Tuesday, March 03, 2009

Developing a community of practice - part 2


In this post I describe my tute for my second group of pre-service teachers in the Professional Studies unit. It follows on from the last post where I reflected on my tuturial for my first group.

Last post I said the first tute seemed to confirm my sense of vocation for teaching teachers; the second made me seriously doubt it. I left feeling I had a lot of cheek standing up in front of prospective teachers and believing that who I was and what I knew was in anyway aligned to what they wanted and needed - which was to get out into prac with real students and real schools. I felt humbled.

Okay, so that was my typical angsty emotional response that Brookfield says we teachers can get into. Can critical reflection really stop the cycle of self-blame and help us into a a more useful perspective?

Some critical reflection

The whole experience brought back memories of my "difficult" maths students who had been so disempowered all through their schooling that they took on behaviours that continued to sabotage their learning. When I invited them to have a voice, debrief about past injustices and be part of negotiating the processes and content for their own learning I opened a floodgate. Suddenly I was the recipient of pent up anger and resentment. And once that was out of the way, we could move on and develop real relationships and learn how to help each other tune onto learning.

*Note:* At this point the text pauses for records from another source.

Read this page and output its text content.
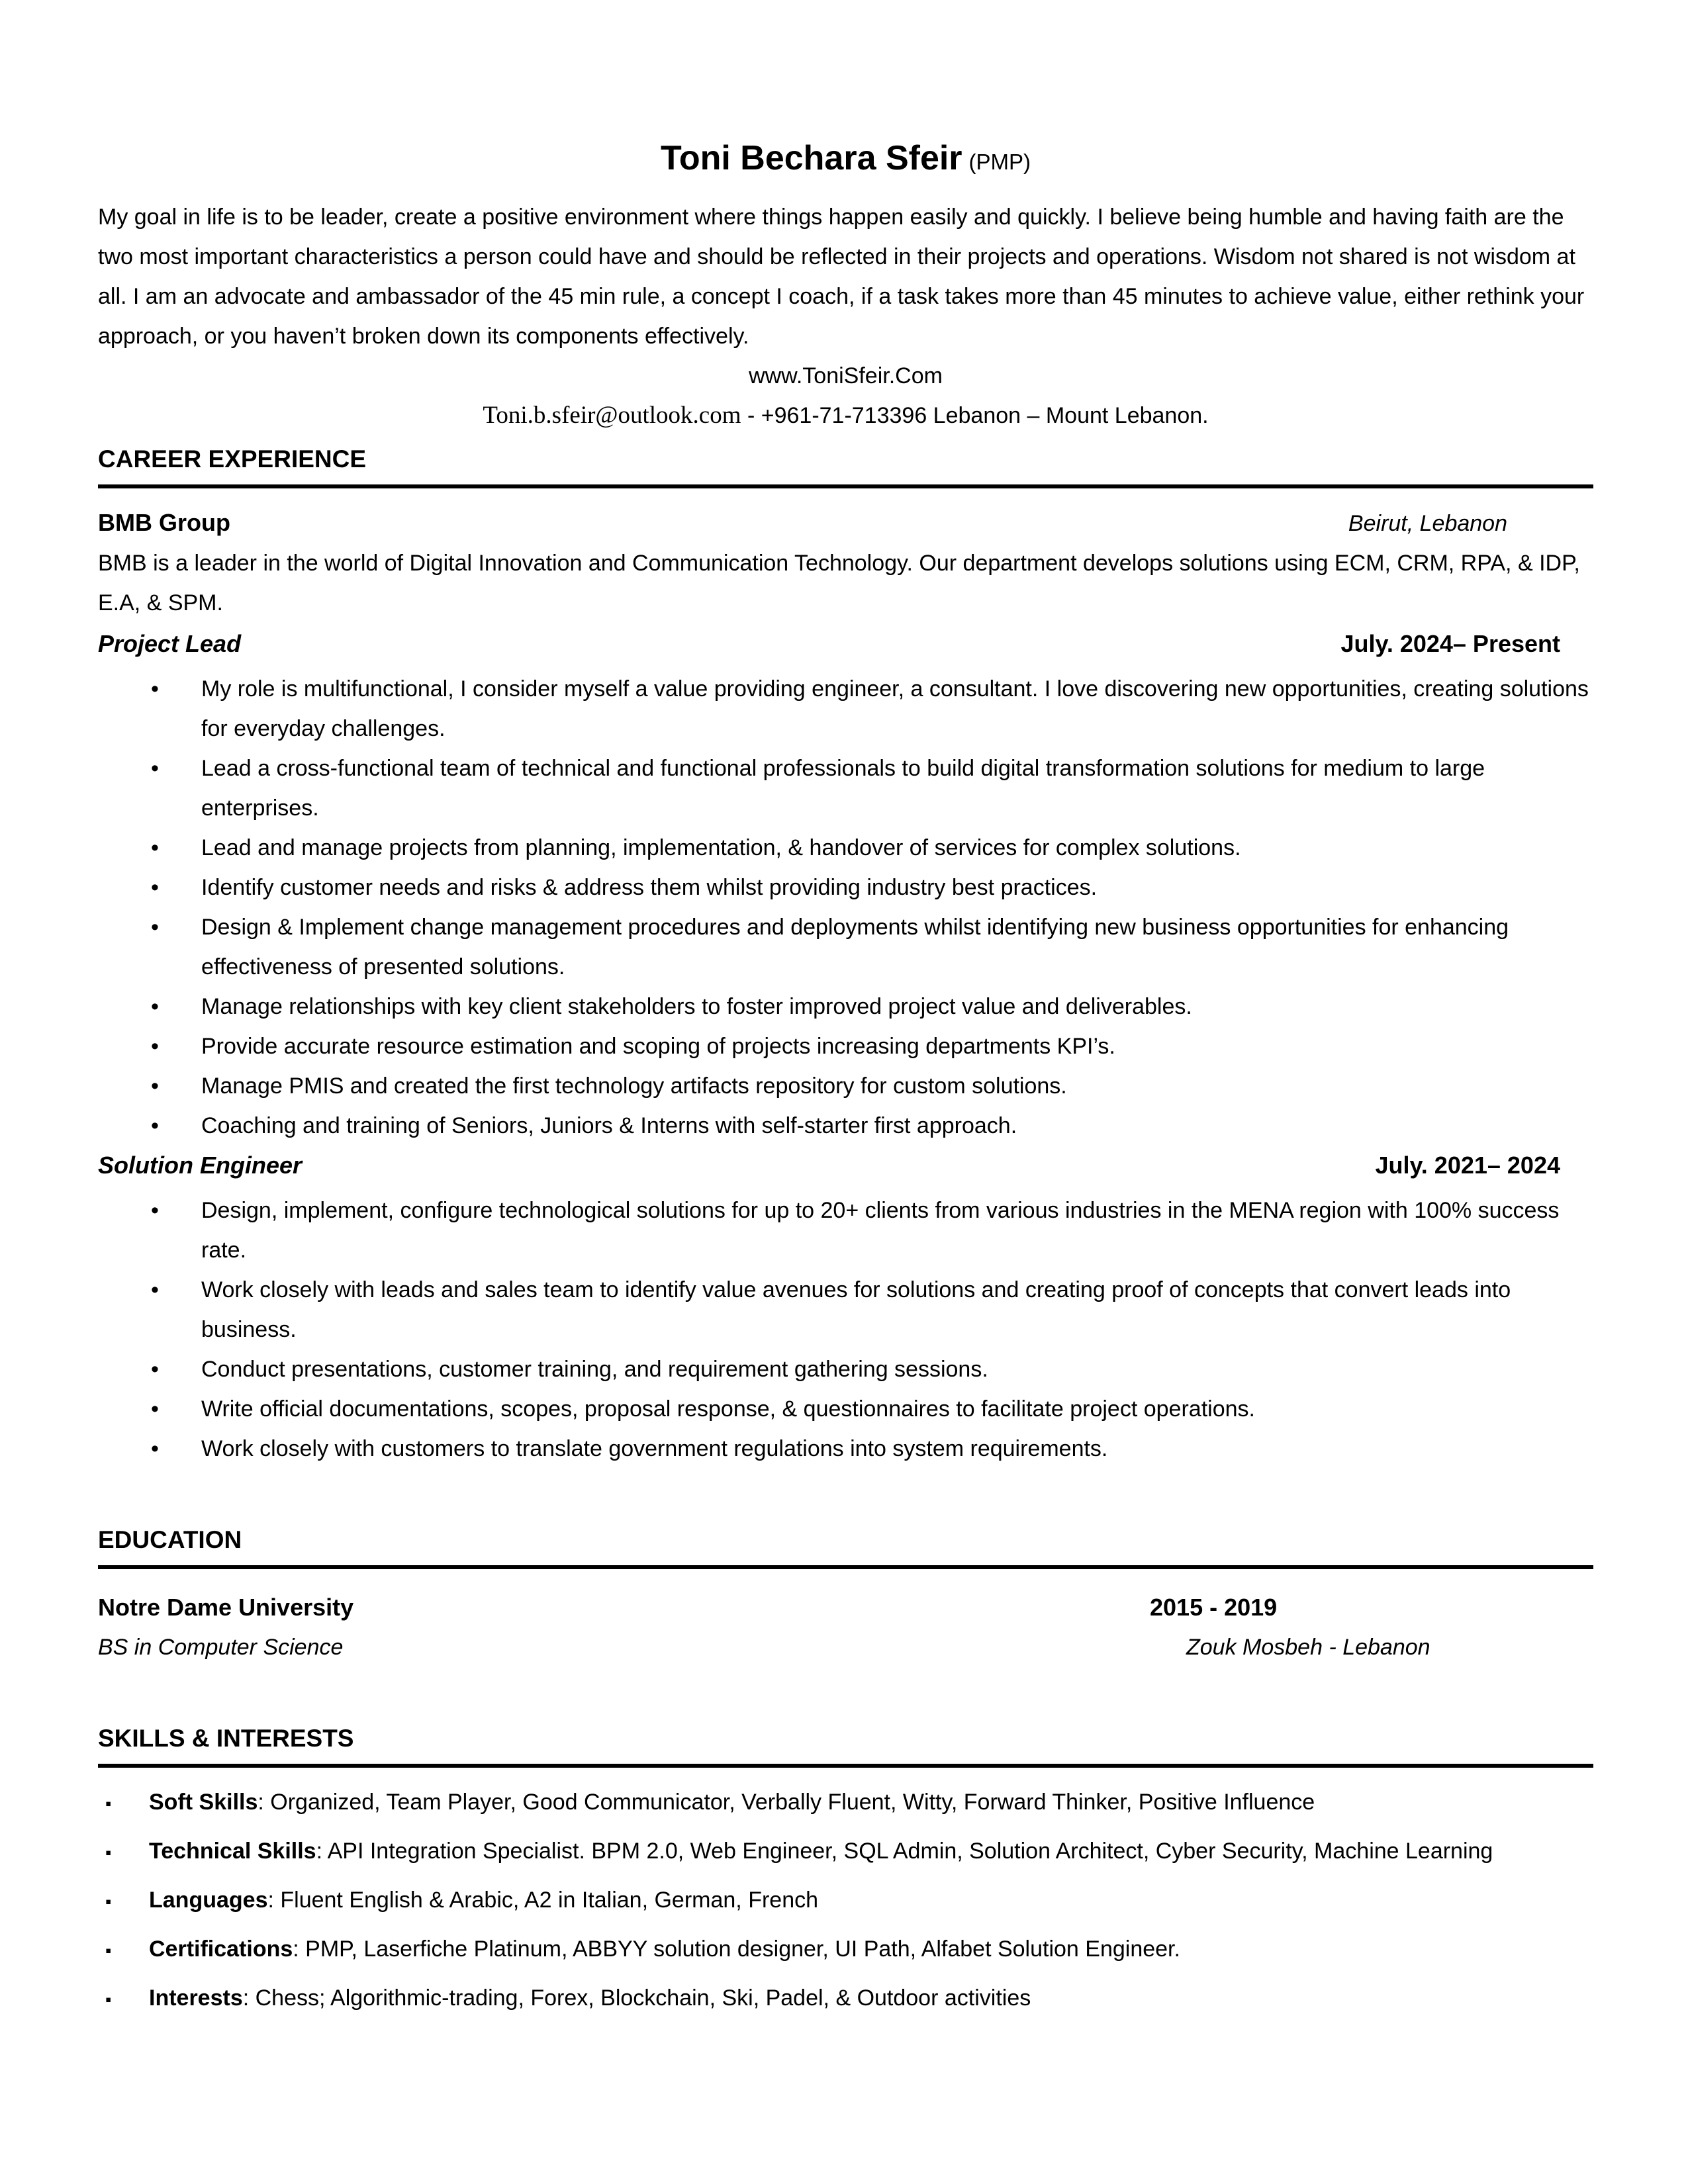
Toni Bechara Sfeir (PMP)

My goal in life is to be leader, create a positive environment where things happen easily and quickly. I believe being humble and having faith are the two most important characteristics a person could have and should be reflected in their projects and operations. Wisdom not shared is not wisdom at all. I am an advocate and ambassador of the 45 min rule, a concept I coach, if a task takes more than 45 minutes to achieve value, either rethink your approach, or you haven’t broken down its components effectively.

www.ToniSfeir.Com

Toni.b.sfeir@outlook.com - +961-71-713396 Lebanon – Mount Lebanon.

CAREER EXPERIENCE
BMB Group	Beirut, Lebanon

BMB is a leader in the world of Digital Innovation and Communication Technology. Our department develops solutions using ECM, CRM, RPA, & IDP, E.A, & SPM.

Project Lead	July. 2024– Present
• My role is multifunctional, I consider myself a value providing engineer, a consultant. I love discovering new opportunities, creating solutions for everyday challenges.
• Lead a cross-functional team of technical and functional professionals to build digital transformation solutions for medium to large enterprises.
• Lead and manage projects from planning, implementation, & handover of services for complex solutions.
• Identify customer needs and risks & address them whilst providing industry best practices.
• Design & Implement change management procedures and deployments whilst identifying new business opportunities for enhancing effectiveness of presented solutions.
• Manage relationships with key client stakeholders to foster improved project value and deliverables.
• Provide accurate resource estimation and scoping of projects increasing departments KPI’s.
• Manage PMIS and created the first technology artifacts repository for custom solutions.
• Coaching and training of Seniors, Juniors & Interns with self-starter first approach.
Solution Engineer	July. 2021– 2024
• Design, implement, configure technological solutions for up to 20+ clients from various industries in the MENA region with 100% success rate.
• Work closely with leads and sales team to identify value avenues for solutions and creating proof of concepts that convert leads into business.
• Conduct presentations, customer training, and requirement gathering sessions.
• Write official documentations, scopes, proposal response, & questionnaires to facilitate project operations.
• Work closely with customers to translate government regulations into system requirements.
EDUCATION
Notre Dame University	2015 - 2019
BS in Computer Science	Zouk Mosbeh - Lebanon
SKILLS & INTERESTS
▪ Soft Skills: Organized, Team Player, Good Communicator, Verbally Fluent, Witty, Forward Thinker, Positive Influence
▪ Technical Skills: API Integration Specialist. BPM 2.0, Web Engineer, SQL Admin, Solution Architect, Cyber Security, Machine Learning
▪ Languages: Fluent English & Arabic, A2 in Italian, German, French
▪ Certifications: PMP, Laserfiche Platinum, ABBYY solution designer, UI Path, Alfabet Solution Engineer.
▪ Interests: Chess; Algorithmic-trading, Forex, Blockchain, Ski, Padel, & Outdoor activities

So when I gave my second group of pre-service teachers an opportunity to "really" explore what sort of community practice they wanted a whole lot of stuff came out about their whole course:
  • a sense of disempowerment,
  • a concern that the census date (which locks you into paying fees for the course) was before the pracs - so students could not test whether teaching was for them,
  • concern that they were just overwhlemed by content after content with no space to digest,
  • concern that simple basic needs such as sufficient break to eat lunch, walk around etc was not factored into their timetables.
My topic is based on the notion "we teach who we are." When I stand up within a classroom in a building I am more than this me, who is teaching. I am part of the systemic whole; the policies, the buildings, the timetable, the lack of access to water. I am complicit in it all. And while I might stand up and try to model a critical constructivist teaching philosophy, the environment that I am in teaches something different. It stands for something different - it teaches who it is - which is perhaps not the modelling we want our pre-service teachers to take with them into schools.

When I asked the course co-ordinator whether the students could have access to filtered water (the water in the building is problematic) she said that they had asked the university previously and were refused, because the uni management wanted students to go down to the ref in the union buildings to get access to food and water - so encouraging centrality of student mixing. Hello? Isn't access to water a basic human right?

So really what we are talking here about is making visible the set of values that are guiding educational decisions. Brookfield suggestes we need to challenge the assumptions of such values. The value of student mixing might be a good one, but we need to also ask, "what might be diminished if we whole heartedly privilege this view?" Perhaps each value comes with an opposite. Our role as teachers is to see the dilemmas, and then see the greater landscape. so rather just staying in complicit holding patterns we can begin to challenge those greater factors which conspire to detract from learning.

Reflection on critical reflection

Moving into a critical reflection stance has left me militant, and full of flem. I want to rebel, make waves, stand up for the rights of others, treat issues at their source.

Calm down, calm down. Is there another way? What is whole, good and beautiful in what we do and how can we build on this?

Parker Parmer says we need to take responsibility in owning all of ourselves - the shadow as well as the light, the fears as well as our gifts. How does a whole organization do this?

I am left with a feeling of asking, what is me, what isn't me? What can I change, what do we need to change? I am into teaching primarily because I want to transform the world, evolve consciousness, help heal society. I know that means a commitment to my own transformative journey and a commitment to engaging with many reflective lenses that can help challenge me and move me into new perspectives and insights. How do I invite others to join me, because I need partners in helping to create social transformation.

First step, a water cooler in the the education building.